The bank made provisions amounting to ₹22 crore in Q3FY26, 92 per cent lower than same period last year and 95 per cent lower than previous quarter.Net interest income (NII) grew 11 per cent y-o-y to ₹2,466 crore, while other income was up 8 per cent at ₹1,633 crore in the reporting quarter. Other income includes fees from third party services, recoveries, treasury gains, among others. Net interest margin (NIM), meanwhile, improved to 2.6 per cent in Q3 from 2.5 per cent last quarter.
Prashant Kumar, MD & CEO, YES Bank, said the bank’s slippage ratio has moderated sharply to 1.6 per cent in Q3FY26 from 2.2 per cent a year ago, lowering the need for fastened provisions.

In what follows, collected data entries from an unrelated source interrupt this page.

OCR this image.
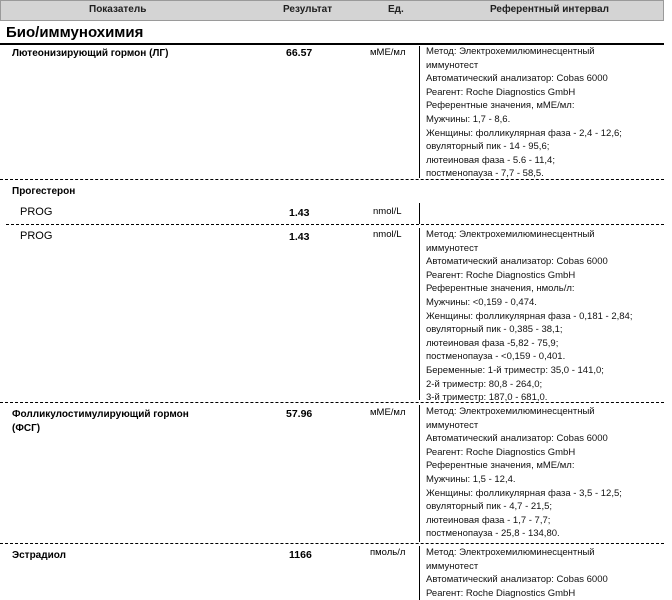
Показатель	Результат	Ед.	Референтный интервал
Био/иммунохимия
Лютеонизирующий гормон (ЛГ)	66.57	мМЕ/мл Метод: Электрохемилюминесцентный
иммунотест
Автоматический анализатор: Cobas 6000
Реагент: Roche Diagnostics GmbH
Референтные значения, мМЕ/мл:
Мужчины: 1,7 - 8,6.
Женщины: фолликулярная фаза - 2,4 - 12,6;
овуляторный пик - 14 - 95,6;
лютеиновая фаза - 5.6 - 11,4;
постменопауза - 7,7 - 58,5.
Прогестерон
PROG	1.43	nmol/L
PROG	1.43	nmol/L	Метод: Электрохемилюминесцентный
иммунотест
Автоматический анализатор: Cobas 6000
Реагент: Roche Diagnostics GmbH
Референтные значения, нмоль/л:
Мужчины: <0,159 - 0,474.
Женщины: фолликулярная фаза - 0,181 - 2,84;
овуляторный пик - 0,385 - 38,1;
лютеиновая фаза -5,82 - 75,9;
постменопауза - <0,159 - 0,401.
Беременные: 1-й триместр: 35,0 - 141,0;
2-й триместр: 80,8 - 264,0;
3-й триместр: 187,0 - 681,0.
Фолликулостимулирующий гормон
(ФСГ)
57.96	мМЕ/мл Метод: Электрохемилюминесцентный
иммунотест
Автоматический анализатор: Cobas 6000
Реагент: Roche Diagnostics GmbH
Референтные значения, мМЕ/мл:
Мужчины: 1,5 - 12,4.
Женщины: фолликулярная фаза - 3,5 - 12,5;
овуляторный пик - 4,7 - 21,5;
лютеиновая фаза - 1,7 - 7,7;
постменопауза - 25,8 - 134,80.
Эстрадиол	1166	пмоль/л Метод: Электрохемилюминесцентный
иммунотест
Автоматический анализатор: Cobas 6000
Реагент: Roche Diagnostics GmbH
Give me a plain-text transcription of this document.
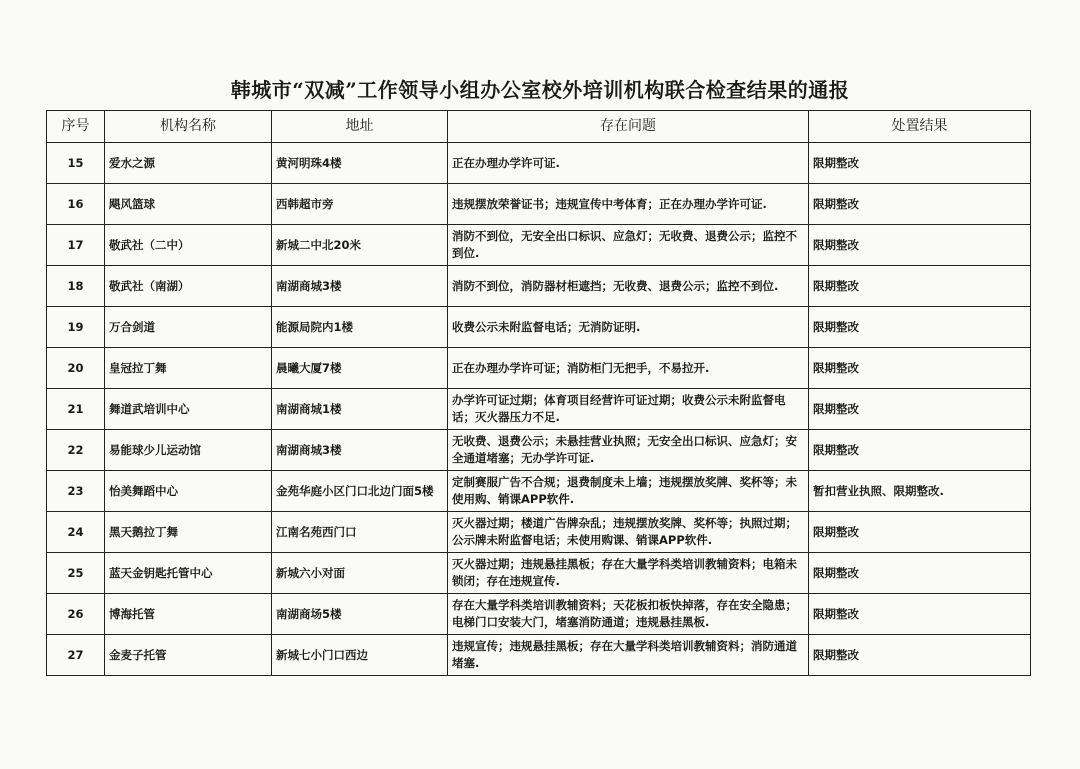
韩城市“双减”工作领导小组办公室校外培训机构联合检查结果的通报
序号	机构名称	地址	存在问题	处置结果
15	爱水之源	黄河明珠4楼	正在办理办学许可证.	限期整改
16	飓风篮球	西韩超市旁	违规摆放荣誉证书；违规宣传中考体育；正在办理办学许可证.	限期整改
17	敬武社（二中）	新城二中北20米	消防不到位，无安全出口标识、应急灯；无收费、退费公示；监控不到位.	限期整改
18	敬武社（南湖）	南湖商城3楼	消防不到位，消防器材柜遮挡；无收费、退费公示；监控不到位.	限期整改
19	万合剑道	能源局院内1楼	收费公示未附监督电话；无消防证明.	限期整改
20	皇冠拉丁舞	晨曦大厦7楼	正在办理办学许可证；消防柜门无把手，不易拉开.	限期整改
21	舞道武培训中心	南湖商城1楼	办学许可证过期；体育项目经营许可证过期；收费公示未附监督电话；灭火器压力不足.	限期整改
22	易能球少儿运动馆	南湖商城3楼	无收费、退费公示；未悬挂营业执照；无安全出口标识、应急灯；安全通道堵塞；无办学许可证.	限期整改
23	怡美舞蹈中心	金苑华庭小区门口北边门面5楼	定制赛服广告不合规；退费制度未上墙；违规摆放奖牌、奖杯等；未使用购、销课APP软件.	暂扣营业执照、限期整改.
24	黑天鹅拉丁舞	江南名苑西门口	灭火器过期；楼道广告牌杂乱；违规摆放奖牌、奖杯等；执照过期；公示牌未附监督电话；未使用购课、销课APP软件.	限期整改
25	蓝天金钥匙托管中心	新城六小对面	灭火器过期；违规悬挂黑板；存在大量学科类培训教辅资料；电箱未锁闭；存在违规宣传.	限期整改
26	博海托管	南湖商场5楼	存在大量学科类培训教辅资料；天花板扣板快掉落，存在安全隐患；电梯门口安装大门，堵塞消防通道；违规悬挂黑板.	限期整改
27	金麦子托管	新城七小门口西边	违规宣传；违规悬挂黑板；存在大量学科类培训教辅资料；消防通道堵塞.	限期整改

“Whatever has been the fresh additions (slippages), we have able to upgrade and recover. After taking into account the recoveries which have come from security receipts, the credit cost is only ₹22 crore…Our provision coverage ratio (PCR) is more than 83 per cent versus 71 per cent last year. There has been a huge increase and if you compare with other banks, it would be at par or better than peers. We believe this level of PCR will help us migrate to ECL without any issue,” he said.
He added that the bank is engaging with the regulator on succession plans for the CEO position, without divulging details on whether Kumar will continue as the bank chief. In August, the Reserve Bank of India (RBI) gave Kumar a 6-month extension to continue as YES Bank CEO.
Core business
YES Bank’s overall advances rose 5 per cent y-o-y to ₹2.57 lakh crore as on December end, while deposits grew 6 per cent on-year to ₹2.92 lakh crore. The bank plans to grow advances by 8 per cent in current fiscal, and deposits will grow at a faster pace than credit, Kumar said.
Asset quality improved, with retail loan fresh slippages falling to 7-quarter low of ₹1,026 crore in Q3. The bank is seeing improved collection trends in unsecured loan segments including personal loans and credit cards, Kumar said.
Overall, gross and net non-performing asset ratio of the bank improved to 1.5 per cent and 0.3 per cent in Q3FY26, respectively, from 1.6 per cent and 0.5 per cent in Q3FY25.